Supreme Court deputy president Baroness Hale called for a rethink on religious and gay rights six months after she rejected the B&B owners’ arguments in a key test case.
Lady Hale said in a speech that the law has done too little to protect the beliefs of Christians. And she cast doubts over her own judgment in the landmark case in which a gay couple sued Christian hoteliers Peter and Hazelmary Bull.
Mr Bull, 74, and his 70-year-old wife refused a double room at their Cornish hotel to Steven Preddy and Martyn Hall in 2008 because they were not a married heterosexual couple.
The incident led to a string of court cases, which culminated in defeat for the Bulls at the Supreme Court – where Lady Hale, leading four other judges, ruled that the rights of the gay couple outweighed the conscience of the Christian couple. Lady Hale declared in her Supreme Court ruling that we should be ‘slow to accept’ the right of Christians to discriminate against gay people.
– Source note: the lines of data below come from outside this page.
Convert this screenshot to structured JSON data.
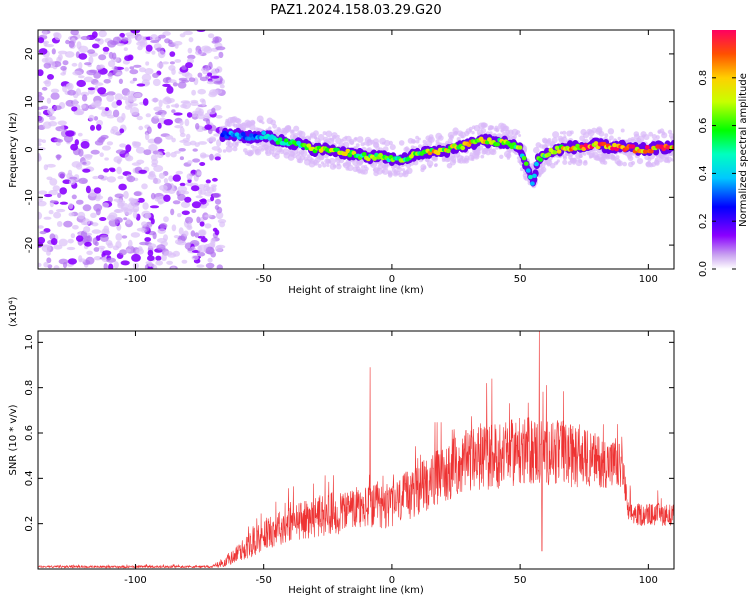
{
  "title": "PAZ1.2024.158.03.29.G20",
  "chart_data": [
    {
      "type": "heatmap",
      "title": "PAZ1.2024.158.03.29.G20",
      "xlabel": "Height of straight line (km)",
      "ylabel": "Frequency (Hz)",
      "xlim": [
        -138,
        110
      ],
      "ylim": [
        -25,
        25
      ],
      "xticks": [
        -100,
        -50,
        0,
        50,
        100
      ],
      "yticks": [
        20,
        10,
        0,
        -10,
        -20
      ],
      "xtick_labels": [
        "-100",
        "-50",
        "0",
        "50",
        "100"
      ],
      "ytick_labels": [
        "20",
        "10",
        "0",
        "-10",
        "-20"
      ],
      "colorbar": {
        "label": "Normalized spectral amplitude",
        "range": [
          0,
          1
        ],
        "ticks": [
          0.0,
          0.2,
          0.4,
          0.6,
          0.8
        ],
        "tick_labels": [
          "0.0",
          "0.2",
          "0.4",
          "0.6",
          "0.8"
        ]
      },
      "noise_region_x": [
        -138,
        -66
      ],
      "ridge": {
        "x": [
          -66,
          -60,
          -55,
          -50,
          -45,
          -40,
          -35,
          -30,
          -25,
          -20,
          -15,
          -10,
          -5,
          0,
          5,
          10,
          15,
          20,
          25,
          30,
          35,
          40,
          45,
          50,
          53,
          55,
          57,
          60,
          65,
          70,
          75,
          80,
          85,
          90,
          95,
          100,
          105,
          110
        ],
        "freq": [
          3,
          3,
          2.5,
          3,
          2,
          1.5,
          1,
          0,
          0,
          -0.5,
          -1,
          -1.5,
          -1.5,
          -2,
          -2,
          -1,
          -0.5,
          -0.5,
          0.5,
          1,
          2,
          1.5,
          1.5,
          0,
          -4,
          -7,
          -2,
          -1,
          0,
          0.5,
          0.5,
          1,
          0.5,
          0.5,
          0,
          0,
          0.5,
          0.5
        ],
        "amp": [
          0.3,
          0.35,
          0.3,
          0.4,
          0.45,
          0.5,
          0.55,
          0.6,
          0.65,
          0.7,
          0.65,
          0.6,
          0.55,
          0.55,
          0.6,
          0.65,
          0.7,
          0.7,
          0.7,
          0.75,
          0.7,
          0.7,
          0.65,
          0.55,
          0.5,
          0.45,
          0.55,
          0.65,
          0.75,
          0.8,
          0.85,
          0.9,
          0.95,
          0.9,
          0.85,
          0.85,
          0.85,
          0.8
        ]
      }
    },
    {
      "type": "line",
      "xlabel": "Height of straight line (km)",
      "ylabel": "SNR (10 * v/v)",
      "scale_label": "(x10⁴)",
      "xlim": [
        -138,
        110
      ],
      "ylim": [
        0,
        1.05
      ],
      "xticks": [
        -100,
        -50,
        0,
        50,
        100
      ],
      "yticks": [
        0.2,
        0.4,
        0.6,
        0.8,
        1.0
      ],
      "xtick_labels": [
        "-100",
        "-50",
        "0",
        "50",
        "100"
      ],
      "ytick_labels": [
        "0.2",
        "0.4",
        "0.6",
        "0.8",
        "1.0"
      ],
      "series": [
        {
          "color": "#ee3333",
          "envelope_x": [
            -138,
            -70,
            -65,
            -60,
            -55,
            -50,
            -45,
            -40,
            -30,
            -20,
            -10,
            0,
            10,
            20,
            30,
            40,
            50,
            60,
            70,
            80,
            90,
            92,
            95,
            100,
            110
          ],
          "envelope_mean": [
            0.01,
            0.01,
            0.03,
            0.07,
            0.11,
            0.15,
            0.18,
            0.2,
            0.23,
            0.25,
            0.27,
            0.28,
            0.35,
            0.42,
            0.48,
            0.5,
            0.52,
            0.52,
            0.5,
            0.48,
            0.45,
            0.25,
            0.24,
            0.24,
            0.24
          ],
          "envelope_spread": [
            0.005,
            0.005,
            0.02,
            0.04,
            0.06,
            0.07,
            0.08,
            0.08,
            0.09,
            0.1,
            0.1,
            0.1,
            0.12,
            0.13,
            0.14,
            0.15,
            0.15,
            0.15,
            0.14,
            0.12,
            0.1,
            0.05,
            0.05,
            0.05,
            0.05
          ],
          "spikes": [
            {
              "x": -8.5,
              "y": 0.89
            },
            {
              "x": 57.5,
              "y": 1.05
            },
            {
              "x": 58.5,
              "y": 0.08
            },
            {
              "x": 37,
              "y": 0.82
            },
            {
              "x": 39,
              "y": 0.84
            }
          ]
        }
      ]
    }
  ]
}
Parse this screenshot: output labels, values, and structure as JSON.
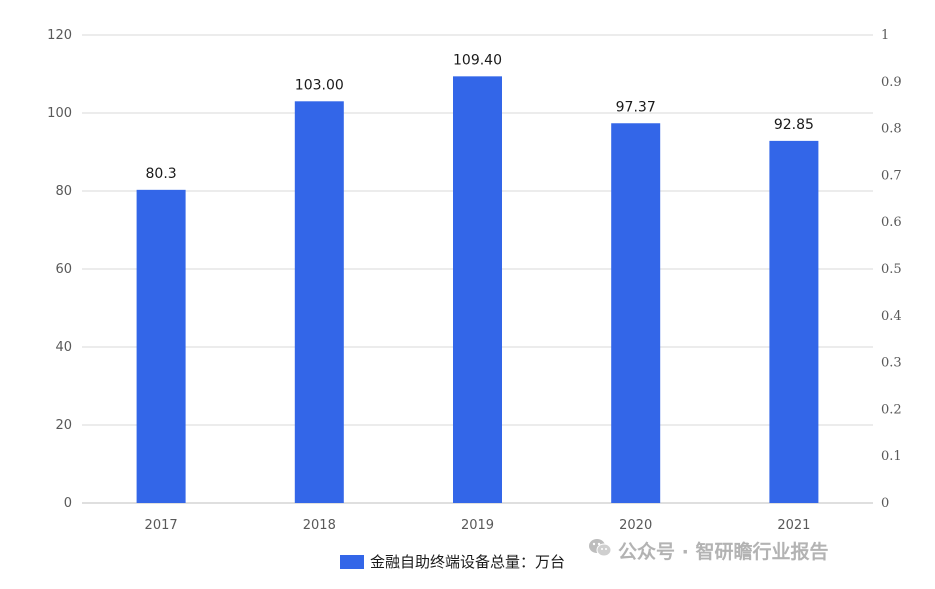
{
  "chart_data": {
    "type": "bar",
    "categories": [
      "2017",
      "2018",
      "2019",
      "2020",
      "2021"
    ],
    "series": [
      {
        "name": "金融自助终端设备总量：万台",
        "values": [
          80.3,
          103.0,
          109.4,
          97.37,
          92.85
        ],
        "labels": [
          "80.3",
          "103.00",
          "109.40",
          "97.37",
          "92.85"
        ]
      }
    ],
    "ylim": [
      0,
      120
    ],
    "yticks": [
      "0",
      "20",
      "40",
      "60",
      "80",
      "100",
      "120"
    ],
    "y2lim": [
      0,
      1
    ],
    "y2ticks": [
      "0",
      "0.1",
      "0.2",
      "0.3",
      "0.4",
      "0.5",
      "0.6",
      "0.7",
      "0.8",
      "0.9",
      "1"
    ],
    "grid": true,
    "legend_position": "bottom",
    "bar_color": "#3366e8"
  },
  "legend": {
    "label": "金融自助终端设备总量：万台"
  },
  "watermark": {
    "text": "公众号 · 智研瞻行业报告",
    "icon": "wechat-icon"
  }
}
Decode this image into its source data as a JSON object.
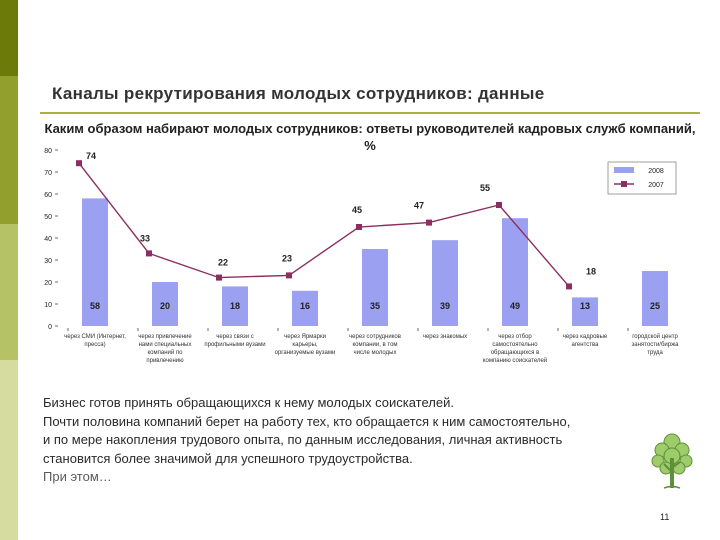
{
  "slide": {
    "title": "Каналы рекрутирования молодых сотрудников: данные",
    "page_number": "11",
    "body": {
      "line1": "Бизнес готов принять обращающихся к нему молодых соискателей.",
      "line2": "Почти половина компаний берет на работу тех, кто обращается к ним самостоятельно,",
      "line3": "и по мере накопления трудового опыта, по данным исследования, личная активность",
      "line4": "становится более значимой для успешного трудоустройства.",
      "line5": "При этом…"
    }
  },
  "chart_data": {
    "type": "bar",
    "title": "Каким образом набирают молодых сотрудников: ответы руководителей кадровых служб компаний, %",
    "ylim": [
      0,
      80
    ],
    "yticks": [
      "0",
      "10",
      "20",
      "30",
      "40",
      "50",
      "60",
      "70",
      "80"
    ],
    "categories": [
      "через СМИ (Интернет, пресса)",
      "через привлечение нами специальных компаний по привлечению",
      "через связи с профильными вузами",
      "через Ярмарки карьеры, организуемые вузами",
      "через сотрудников компании, в том числе молодых",
      "через знакомых",
      "через отбор самостоятельно обращающихся в компанию соискателей",
      "через кадровые агентства",
      "городской центр занятости/биржа труда"
    ],
    "series": [
      {
        "name": "2008",
        "type": "bar",
        "color": "#9ba0f0",
        "values": [
          58,
          20,
          18,
          16,
          35,
          39,
          49,
          13,
          25
        ]
      },
      {
        "name": "2007",
        "type": "line",
        "color": "#8b2f62",
        "values": [
          74,
          33,
          22,
          23,
          45,
          47,
          55,
          18,
          null
        ]
      }
    ],
    "legend_position": "top-right"
  }
}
But in March she acknowledged that the laws which ignore Christian consciences might not be ‘sustainable’. Last week, in a highly unusual move, Lady Hale and her fellow judges ordered that the Bulls will not be liable for legal costs – a decision which spares them a huge bill which would pay for the lawyers who represented Mr Preddy and Mr Hall.
And in a speech to Irish lawyers yesterday she gave an indication that her judgment against the Bulls may have been too harsh, asking whether courts would be better off taking a ‘more nuanced approach’.
Lady Hale suggested that the law should develop a ‘conscience clause’ for Christians like the Bulls.